The Place of No Words:
has the air of being a Beloved Children's Book. (But apparently it's
not.) If it can avoid the problem of no tension because anything can
happen, might be decent.
A Rainy Day in New York:
pretty white people problems. Oh, right, they're still letting Woody
Allen make films. What a shame.
The Wolf of Snow Hollow:
might work, but like so many of these things it needs to build up
sympathy for its protagonist rather than just assuming I'm going to be
cheering for the handsome young man.
Another Round:
might work, but again it assumes I have some sympathy with these guys
who are running out on their responsibilities.
The Opening Act:
Ken Jeong isn't a good sign, and it looks as if there's a lot of
comedy of embarrassment here.
The Croods - A New Age:
people who like this sort of film will like this film.

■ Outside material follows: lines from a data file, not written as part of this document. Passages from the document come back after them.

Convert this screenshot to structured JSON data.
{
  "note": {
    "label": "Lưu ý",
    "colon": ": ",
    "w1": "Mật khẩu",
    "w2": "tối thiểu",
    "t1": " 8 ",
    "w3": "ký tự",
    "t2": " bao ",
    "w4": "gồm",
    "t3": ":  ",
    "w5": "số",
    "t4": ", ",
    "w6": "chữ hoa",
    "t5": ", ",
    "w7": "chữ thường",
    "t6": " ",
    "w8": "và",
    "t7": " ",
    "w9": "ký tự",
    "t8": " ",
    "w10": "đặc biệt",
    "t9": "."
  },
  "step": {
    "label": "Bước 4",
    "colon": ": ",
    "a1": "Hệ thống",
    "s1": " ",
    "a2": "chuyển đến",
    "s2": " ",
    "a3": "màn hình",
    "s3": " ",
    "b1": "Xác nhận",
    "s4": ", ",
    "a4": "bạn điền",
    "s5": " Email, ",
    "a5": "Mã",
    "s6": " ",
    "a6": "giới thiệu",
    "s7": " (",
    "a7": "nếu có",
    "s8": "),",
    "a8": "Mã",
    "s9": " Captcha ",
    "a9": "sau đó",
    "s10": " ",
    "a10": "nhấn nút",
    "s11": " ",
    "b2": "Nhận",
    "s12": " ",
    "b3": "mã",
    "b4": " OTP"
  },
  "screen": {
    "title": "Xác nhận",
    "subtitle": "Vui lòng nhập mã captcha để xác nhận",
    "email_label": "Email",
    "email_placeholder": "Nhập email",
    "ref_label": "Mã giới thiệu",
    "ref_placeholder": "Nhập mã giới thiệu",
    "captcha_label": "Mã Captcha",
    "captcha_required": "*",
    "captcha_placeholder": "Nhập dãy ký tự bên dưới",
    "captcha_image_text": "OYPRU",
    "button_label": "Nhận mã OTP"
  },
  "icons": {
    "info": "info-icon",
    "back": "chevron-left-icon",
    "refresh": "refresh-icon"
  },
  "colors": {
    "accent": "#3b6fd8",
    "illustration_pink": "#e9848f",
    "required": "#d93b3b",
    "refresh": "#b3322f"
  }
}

The Trial of The Chicago 7:
is this the best treatment? Probably not. Is it better than no
treatment at all? Probably.
Sound of Metal:
impressive acting in service of a plot and characters that don't
engage me.
Supernova:
is "gay people also sometimes go mad and die" really all this has to
offer?
The Craft - Legacy:
so this bit was pinched from Carrie, and the rest feels like a
generic horror-flavoured stew. But then I quite enjoyed the original,
so I'm obviously not in the target market: remakes are aimed not at
people who watch old stuff but at people with an endless appetite for
a thing nobody has seen before. Still, at least they got an actual
female writer-director.
Minari:
will probably speak to people who aren't me.